FMEL Managing Director, Liam Campbell said:

“Cutting first steel on these two vessels from CMAL signifies an important milestone for the yard and will allow the workforce to steadily grow over the next years. Our new facility will provide highly efficient state-of-the-art shipbuilding and fabrication services to customers in all sectors.

“We look forward to working closely with CMAL and CalMac on this project to ensure world class vessels for a world class owner and operator”.

Erik Østergaard, Chair of CMAL said:

“Today’s steel cutting ceremony marks the first important milestone in the construction of these innovative dual-fuel ferries, as work gets underway to build the first vessel.

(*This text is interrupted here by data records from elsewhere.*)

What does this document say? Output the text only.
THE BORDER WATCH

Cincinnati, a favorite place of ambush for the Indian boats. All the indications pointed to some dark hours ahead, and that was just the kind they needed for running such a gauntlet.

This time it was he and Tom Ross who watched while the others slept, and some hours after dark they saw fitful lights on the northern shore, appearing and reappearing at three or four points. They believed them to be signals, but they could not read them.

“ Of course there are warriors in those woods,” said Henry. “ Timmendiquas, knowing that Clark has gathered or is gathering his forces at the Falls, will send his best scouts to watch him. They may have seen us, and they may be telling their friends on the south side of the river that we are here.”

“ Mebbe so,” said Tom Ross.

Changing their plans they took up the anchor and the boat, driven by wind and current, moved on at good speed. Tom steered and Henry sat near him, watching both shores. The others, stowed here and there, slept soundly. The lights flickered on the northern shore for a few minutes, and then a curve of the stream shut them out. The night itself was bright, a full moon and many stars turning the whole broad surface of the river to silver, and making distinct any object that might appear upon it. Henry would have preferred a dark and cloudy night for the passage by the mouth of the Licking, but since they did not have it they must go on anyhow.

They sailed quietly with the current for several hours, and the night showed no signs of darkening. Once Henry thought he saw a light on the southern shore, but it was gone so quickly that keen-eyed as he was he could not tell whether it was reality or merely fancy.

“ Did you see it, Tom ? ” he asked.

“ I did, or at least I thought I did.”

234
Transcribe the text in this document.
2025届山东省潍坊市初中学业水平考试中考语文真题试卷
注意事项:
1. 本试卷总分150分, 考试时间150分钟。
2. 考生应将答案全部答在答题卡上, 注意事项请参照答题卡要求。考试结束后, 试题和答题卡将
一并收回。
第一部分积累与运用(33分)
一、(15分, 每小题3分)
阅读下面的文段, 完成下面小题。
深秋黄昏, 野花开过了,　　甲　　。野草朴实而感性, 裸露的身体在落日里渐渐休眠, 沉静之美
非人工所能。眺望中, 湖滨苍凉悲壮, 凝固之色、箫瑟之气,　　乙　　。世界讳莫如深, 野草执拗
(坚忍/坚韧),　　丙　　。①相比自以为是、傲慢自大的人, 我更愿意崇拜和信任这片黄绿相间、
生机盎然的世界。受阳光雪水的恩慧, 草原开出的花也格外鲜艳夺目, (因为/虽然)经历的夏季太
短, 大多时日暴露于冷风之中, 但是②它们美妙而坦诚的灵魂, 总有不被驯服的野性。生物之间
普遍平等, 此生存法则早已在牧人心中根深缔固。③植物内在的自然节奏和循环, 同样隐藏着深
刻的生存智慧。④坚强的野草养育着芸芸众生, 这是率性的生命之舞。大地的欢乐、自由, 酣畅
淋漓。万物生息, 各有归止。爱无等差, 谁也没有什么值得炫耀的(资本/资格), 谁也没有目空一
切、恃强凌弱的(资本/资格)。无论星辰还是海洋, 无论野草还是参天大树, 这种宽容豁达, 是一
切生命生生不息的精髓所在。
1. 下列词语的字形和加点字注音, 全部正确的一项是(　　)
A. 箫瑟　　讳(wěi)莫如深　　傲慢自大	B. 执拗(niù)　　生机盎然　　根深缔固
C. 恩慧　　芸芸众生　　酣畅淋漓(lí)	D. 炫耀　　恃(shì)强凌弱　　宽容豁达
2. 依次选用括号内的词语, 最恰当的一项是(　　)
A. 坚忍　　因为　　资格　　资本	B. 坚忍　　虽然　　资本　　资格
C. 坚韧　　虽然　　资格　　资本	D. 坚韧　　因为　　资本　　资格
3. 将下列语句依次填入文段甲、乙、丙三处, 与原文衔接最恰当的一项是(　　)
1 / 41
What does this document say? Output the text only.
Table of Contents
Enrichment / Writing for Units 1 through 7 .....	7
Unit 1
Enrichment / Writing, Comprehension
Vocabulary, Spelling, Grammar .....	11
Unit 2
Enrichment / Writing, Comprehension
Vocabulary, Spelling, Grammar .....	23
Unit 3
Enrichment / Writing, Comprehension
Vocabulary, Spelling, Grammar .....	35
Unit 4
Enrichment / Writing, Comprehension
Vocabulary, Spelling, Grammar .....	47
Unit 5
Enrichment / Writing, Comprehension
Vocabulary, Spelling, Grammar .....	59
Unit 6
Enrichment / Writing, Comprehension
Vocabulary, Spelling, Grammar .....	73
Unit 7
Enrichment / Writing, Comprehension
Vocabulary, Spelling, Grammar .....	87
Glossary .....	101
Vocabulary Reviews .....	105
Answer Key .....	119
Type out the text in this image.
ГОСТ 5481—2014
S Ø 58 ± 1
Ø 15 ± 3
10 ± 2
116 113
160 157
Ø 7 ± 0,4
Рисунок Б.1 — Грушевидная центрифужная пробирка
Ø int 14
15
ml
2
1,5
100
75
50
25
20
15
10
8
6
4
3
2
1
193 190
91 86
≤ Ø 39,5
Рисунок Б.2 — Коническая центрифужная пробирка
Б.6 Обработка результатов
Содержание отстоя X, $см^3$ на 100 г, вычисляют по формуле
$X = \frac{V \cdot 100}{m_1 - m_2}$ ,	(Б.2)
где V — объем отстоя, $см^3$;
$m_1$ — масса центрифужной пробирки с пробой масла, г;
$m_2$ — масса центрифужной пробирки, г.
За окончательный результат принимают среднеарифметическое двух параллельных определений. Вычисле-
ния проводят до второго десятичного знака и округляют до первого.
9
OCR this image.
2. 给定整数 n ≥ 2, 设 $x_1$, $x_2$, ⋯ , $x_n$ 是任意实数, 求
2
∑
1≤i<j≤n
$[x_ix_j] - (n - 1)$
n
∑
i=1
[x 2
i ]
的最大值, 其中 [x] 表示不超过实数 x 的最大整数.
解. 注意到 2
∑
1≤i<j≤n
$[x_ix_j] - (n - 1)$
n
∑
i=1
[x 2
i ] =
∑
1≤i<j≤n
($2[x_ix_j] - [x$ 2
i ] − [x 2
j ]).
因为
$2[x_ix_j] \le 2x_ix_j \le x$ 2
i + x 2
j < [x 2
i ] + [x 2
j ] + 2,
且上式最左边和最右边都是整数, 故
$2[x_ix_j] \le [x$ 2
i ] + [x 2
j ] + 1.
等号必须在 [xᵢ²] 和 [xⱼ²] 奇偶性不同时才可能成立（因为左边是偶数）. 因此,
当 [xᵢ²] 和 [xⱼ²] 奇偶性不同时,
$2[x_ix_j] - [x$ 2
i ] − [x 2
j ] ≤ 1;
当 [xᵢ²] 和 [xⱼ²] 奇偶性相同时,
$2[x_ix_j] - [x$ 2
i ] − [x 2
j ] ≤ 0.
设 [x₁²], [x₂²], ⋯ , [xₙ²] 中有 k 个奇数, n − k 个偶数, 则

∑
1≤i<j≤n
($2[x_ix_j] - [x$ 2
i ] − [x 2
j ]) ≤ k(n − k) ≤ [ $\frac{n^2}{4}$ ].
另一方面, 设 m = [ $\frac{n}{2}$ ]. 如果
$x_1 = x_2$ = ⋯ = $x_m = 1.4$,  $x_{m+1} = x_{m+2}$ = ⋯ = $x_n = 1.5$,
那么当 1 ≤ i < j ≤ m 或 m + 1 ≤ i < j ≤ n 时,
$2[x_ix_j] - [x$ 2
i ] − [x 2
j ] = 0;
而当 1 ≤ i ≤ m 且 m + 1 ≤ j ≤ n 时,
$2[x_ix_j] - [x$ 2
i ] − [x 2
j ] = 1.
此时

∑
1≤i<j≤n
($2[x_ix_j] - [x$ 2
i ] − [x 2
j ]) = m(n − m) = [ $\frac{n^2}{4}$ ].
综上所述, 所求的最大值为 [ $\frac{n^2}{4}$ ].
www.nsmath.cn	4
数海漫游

“Hulls 801 and 802 will become the latest vessels in our fleet and strengthen our commitment to using cutting edge technology and design to create sustainable and reliable ferries and we look forward to the first of these vessels going into service in 2018. This construction project is the latest step in our ambitious fleet renewal plans to ensure our ferries continue to meet the needs of the communities we serve.”


Background info:

– The ferries are designed to carry 127 cars or 16 HGVs or a combination of both and up to 1,000 passengers. The ships will be capable of operating across a range of drafts and speeds to meet the requirements of the current operator, CalMac Ferries Ltd, to service a wide range of ports and routes.

– The new ferries are earmarked for the Ardrossan-Brodick and the Uig Triangle routes, although the final decision on vessel deployment rests with the ferry operator and will be informed by further analysis of demand on all major routes.

– The ferries will be ‘dual-fuel’ vessels so they can operate on liquefied natural gas (LNG) and marine diesel. LNG is significantly cleaner and has been adopted by ferry operators in Northern Europe in response to tighter emissions regulations.

– Each vessel will enter into service following berthing trials, sea trials and crew training, usually 2-3 months after delivery.